Exactly.  This is correct behavior unless the key happens to be set up
so it can be executed but not read, in which case emulation will fail.

>>
>> > +       nr_copied = sizeof(buf) - not_copied;
>> > +       /*
>> > +        * The decoder _should_ fail nicely if we pass it a short buffer.
>> > +        * But, let's not depend on that implementation detail.  If we
>> > +        * did not get anything, just error out now.
>> > +        */
>> > +       if (!nr_copied)
>> > +               return -EFAULT;
>>
>> If the caller cares about EINVAL vs EFAULT, it cares because it is
>> considering changing the signal to a fake page fault.  If so, then
>> this should be EINVAL -- failure to read the text should just prevent
>> emulation.
>
> I see. The caller in this case do_general_protection, which will issue a
> SIGSEGV to the user space anyways.
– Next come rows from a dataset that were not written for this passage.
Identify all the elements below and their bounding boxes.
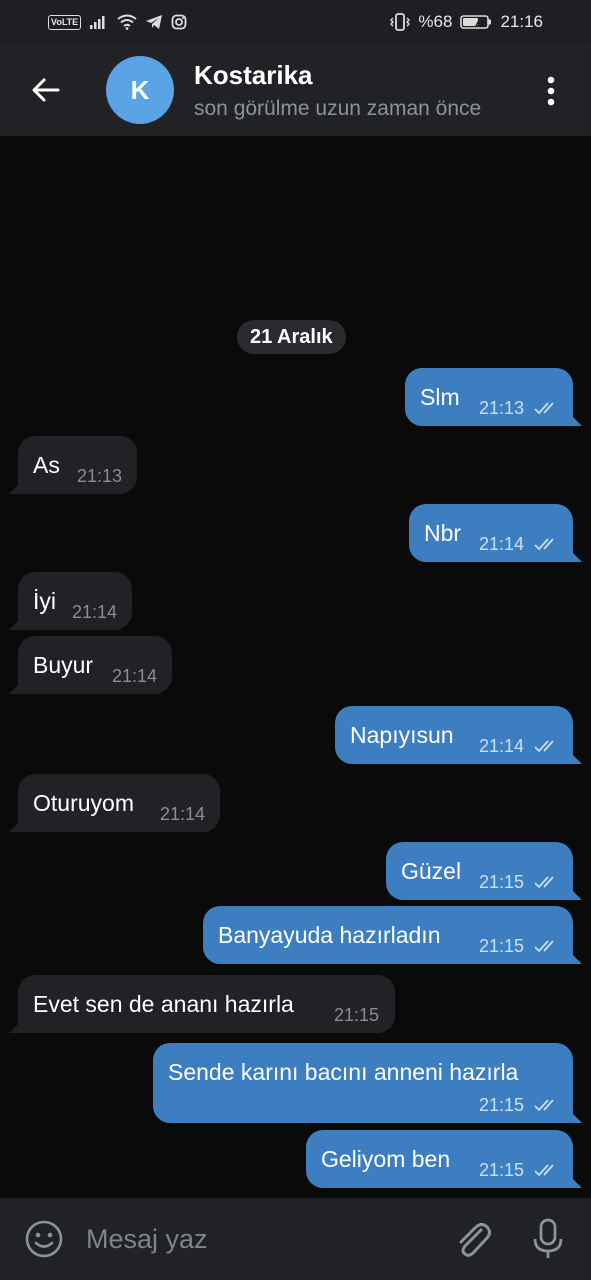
contact-name[interactable]: Kostarika xyxy=(194,60,313,91)
message-time: 21:15 xyxy=(334,1005,380,1025)
vibrate-icon xyxy=(390,13,411,31)
double-check-icon xyxy=(534,940,554,953)
message-text: İyi xyxy=(33,588,56,614)
message-list[interactable]: 21 Aralık Slm 21:13 As 21:13 Nbr 21:14 İ… xyxy=(0,136,591,1198)
message-text: As xyxy=(33,452,60,478)
message-outgoing[interactable]: Geliyom ben 21:15 xyxy=(306,1130,573,1188)
telegram-icon xyxy=(146,15,163,29)
message-time: 21:14 xyxy=(112,666,158,686)
message-text: Güzel xyxy=(401,858,462,884)
double-check-icon xyxy=(534,402,554,415)
double-check-icon xyxy=(534,538,554,551)
message-incoming[interactable]: Evet sen de ananı hazırla 21:15 xyxy=(18,975,395,1033)
message-text: Slm xyxy=(420,384,460,410)
message-time: 21:15 xyxy=(479,936,525,956)
message-text: Buyur xyxy=(33,652,94,678)
status-left: VoLTE xyxy=(48,14,187,30)
battery-percent: %68 xyxy=(418,12,453,31)
message-text: Napıyısun xyxy=(350,722,454,748)
last-seen-status: son görülme uzun zaman önce xyxy=(194,97,482,120)
double-check-icon xyxy=(534,1164,554,1177)
message-outgoing[interactable]: Napıyısun 21:14 xyxy=(335,706,573,764)
instagram-icon xyxy=(171,14,187,30)
message-incoming[interactable]: As 21:13 xyxy=(18,436,137,494)
more-vert-icon[interactable] xyxy=(536,74,566,108)
status-bar: VoLTE %68 21:16 xyxy=(0,0,591,44)
message-text: Evet sen de ananı hazırla xyxy=(33,991,294,1017)
volte-badge: VoLTE xyxy=(48,14,82,30)
clock: 21:16 xyxy=(500,12,543,31)
double-check-icon xyxy=(534,740,554,753)
message-text: Oturuyom xyxy=(33,790,134,816)
message-incoming[interactable]: Buyur 21:14 xyxy=(18,636,172,694)
message-time: 21:14 xyxy=(479,736,525,756)
message-outgoing[interactable]: Güzel 21:15 xyxy=(386,842,573,900)
chat-header: K Kostarika son görülme uzun zaman önce xyxy=(0,44,591,136)
message-text: Geliyom ben xyxy=(321,1146,451,1172)
message-incoming[interactable]: İyi 21:14 xyxy=(18,572,132,630)
date-chip: 21 Aralık xyxy=(237,320,346,354)
message-time: 21:14 xyxy=(160,804,206,824)
emoji-icon[interactable] xyxy=(24,1219,64,1259)
message-outgoing[interactable]: Nbr 21:14 xyxy=(409,504,573,562)
message-outgoing[interactable]: Banyayuda hazırladın 21:15 xyxy=(203,906,573,964)
message-text: Sende karını bacını anneni hazırla xyxy=(168,1059,519,1085)
message-outgoing[interactable]: Sende karını bacını anneni hazırla 21:15 xyxy=(153,1043,573,1123)
back-arrow-icon[interactable] xyxy=(28,72,64,108)
message-time: 21:13 xyxy=(77,466,123,486)
double-check-icon xyxy=(534,876,554,889)
message-time: 21:13 xyxy=(479,398,525,418)
battery-icon xyxy=(460,15,492,29)
message-composer: Mesaj yaz xyxy=(0,1198,591,1280)
message-text: Nbr xyxy=(424,520,462,546)
wifi-icon xyxy=(117,14,137,30)
message-outgoing[interactable]: Slm 21:13 xyxy=(405,368,573,426)
message-time: 21:15 xyxy=(479,1095,525,1115)
attach-icon[interactable] xyxy=(453,1218,493,1260)
message-time: 21:15 xyxy=(479,872,525,892)
mic-icon[interactable] xyxy=(531,1217,565,1261)
message-time: 21:14 xyxy=(72,602,118,622)
double-check-icon xyxy=(534,1099,554,1112)
status-right: %68 21:16 xyxy=(390,12,543,32)
message-input[interactable]: Mesaj yaz xyxy=(86,1224,208,1255)
signal-icon xyxy=(90,16,105,29)
avatar[interactable]: K xyxy=(106,56,174,124)
message-incoming[interactable]: Oturuyom 21:14 xyxy=(18,774,220,832)
message-time: 21:14 xyxy=(479,534,525,554)
message-text: Banyayuda hazırladın xyxy=(218,922,441,948)
message-time: 21:15 xyxy=(479,1160,525,1180)
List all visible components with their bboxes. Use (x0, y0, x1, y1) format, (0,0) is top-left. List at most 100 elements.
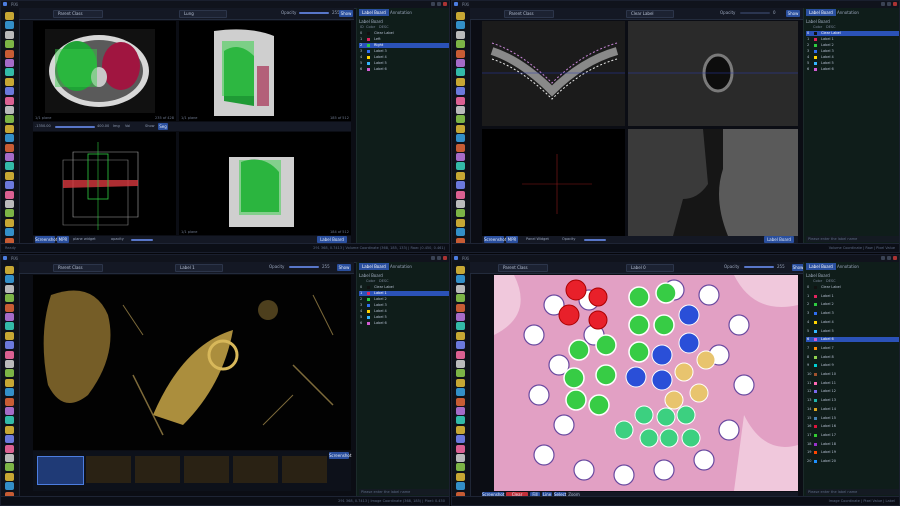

I don't think it cares about the
> EINVAL vs EFAULT. It does care about whether the emulation was
> successful.

Maybe just make it return bool then?  But fixing up the return codes
would be fine, too.  I just think that, if it returns int, the value
should be meaningful.

>> > +               if (nr_copied  > 0)
>> > +                       return -EFAULT;
>>
>> This should be the only EFAULT case.
> Should this be EFAULT event if the caller cares only about successful
> (return 0) vs failed (return non-0) emulation?

In theory this particular error would be a page fault not a general
protection fault (in the UMIP off case).  If you were emulating it
extra carefully, you could change the signal accordingly.  But, as I
said, I really doubt this matters.